Detection Methods for CVE-2026-40901
Indicators of Compromise
- Unexpected modifications to the qrtz_job_details table, particularly the JOB_DATA BLOB column
- Anomalous SQL queries targeting Quartz scheduler tables from web application contexts
- Unusual process execution originating from the DataEase container or Java process
- Evidence of serialized Java object payloads containing Commons Collections classes in database records
Detection Strategies
- Monitor database audit logs for unauthorized INSERT or UPDATE operations on qrtz_job_details table
- Implement network-level detection for serialized Java object patterns in HTTP traffic
- Deploy runtime application self-protection (RASP) to detect deserialization attempts with known gadget chain classes
- Enable Java deserialization logging to identify attempts to instantiate dangerous transformer classes
Monitoring Recommendations
- Configure alerting on any modifications to Quartz job data outside of normal application workflows
- Implement file integrity monitoring on the container filesystem to detect post-exploitation artifacts
- Monitor outbound network connections from the DataEase container for potential command-and-control activity
- Review container logs for unexpected process spawning or privilege escalation attempts
How to Mitigate CVE-2026-40901
Immediate Actions Required
- Upgrade DataEase to version 2.10.21 or later immediately
- Audit the qrtz_job_details table for any suspicious or unexpected job data entries
- Restrict database permissions to limit write access to Quartz scheduler tables
- Implement network segmentation to isolate DataEase deployments from sensitive systems
Patch Information
DataEase has released version 2.10.21 which addresses this vulnerability.

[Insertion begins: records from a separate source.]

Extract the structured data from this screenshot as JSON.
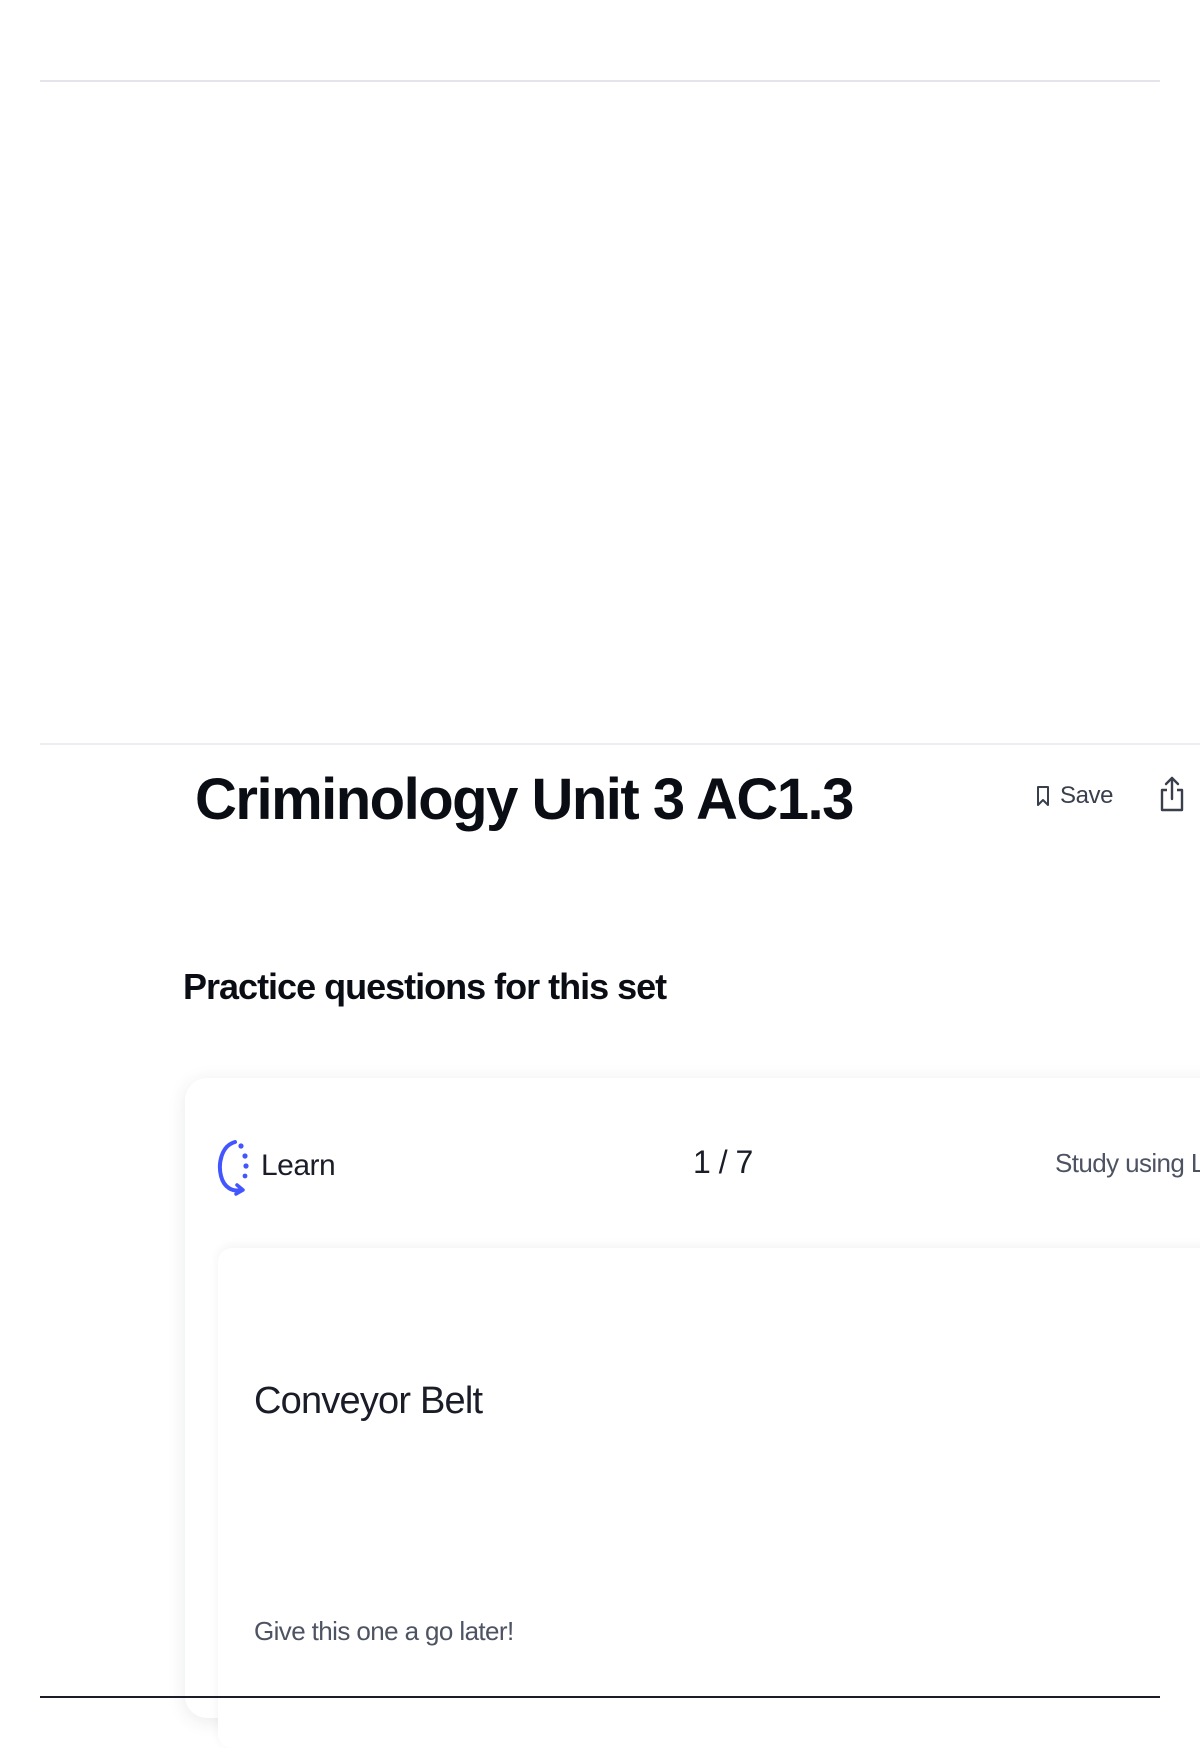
{
  "set": {
    "title": "Criminology Unit 3 AC1.3"
  },
  "toolbar": {
    "save_label": "Save",
    "save_icon": "bookmark-icon",
    "share_icon": "share-icon",
    "more_icon": "more-icon"
  },
  "practice": {
    "heading": "Practice questions for this set",
    "mode_label": "Learn",
    "mode_icon": "learn-icon",
    "progress": "1 / 7",
    "study_link": "Study using Learn",
    "question_term": "Conveyor Belt",
    "skip_label": "Give this one a go later!"
  },
  "colors": {
    "accent": "#4255ff",
    "text_primary": "#0b0d14",
    "text_secondary": "#4e5363",
    "divider": "#e3e5ea"
  }
}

The fix likely involves updating the vulnerable dependencies and implementing deserialization filters. Refer to the GitHub Release v2.10.21 for the official patch. Additional details are available in the GitHub Security Advisory GHSA-gm5q-g72w-c466.
Workarounds
- If immediate patching is not possible, implement a Java deserialization filter using JEP 290 to block known dangerous classes including org.apache.commons.collections.functors.InvokerTransformer
- Remove or replace the vulnerable commons-collections-3.2.1.jar with a patched version (3.2.2 or later) that has dangerous classes disabled
- Implement database-level triggers or constraints to prevent unauthorized modifications to Quartz job tables
- Consider deploying a web application firewall (WAF) with rules to detect and block serialized Java object payloads
# Example JVM argument to implement deserialization filter (Java 9+)
# Add to DataEase startup configuration
JAVA_OPTS="-Djdk.serialFilter=!org.apache.commons.collections.functors.*;!org.apache.commons.collections.Transformer"
Disclaimer: This content was generated using AI. While we strive for accuracy, please verify critical information with official sources.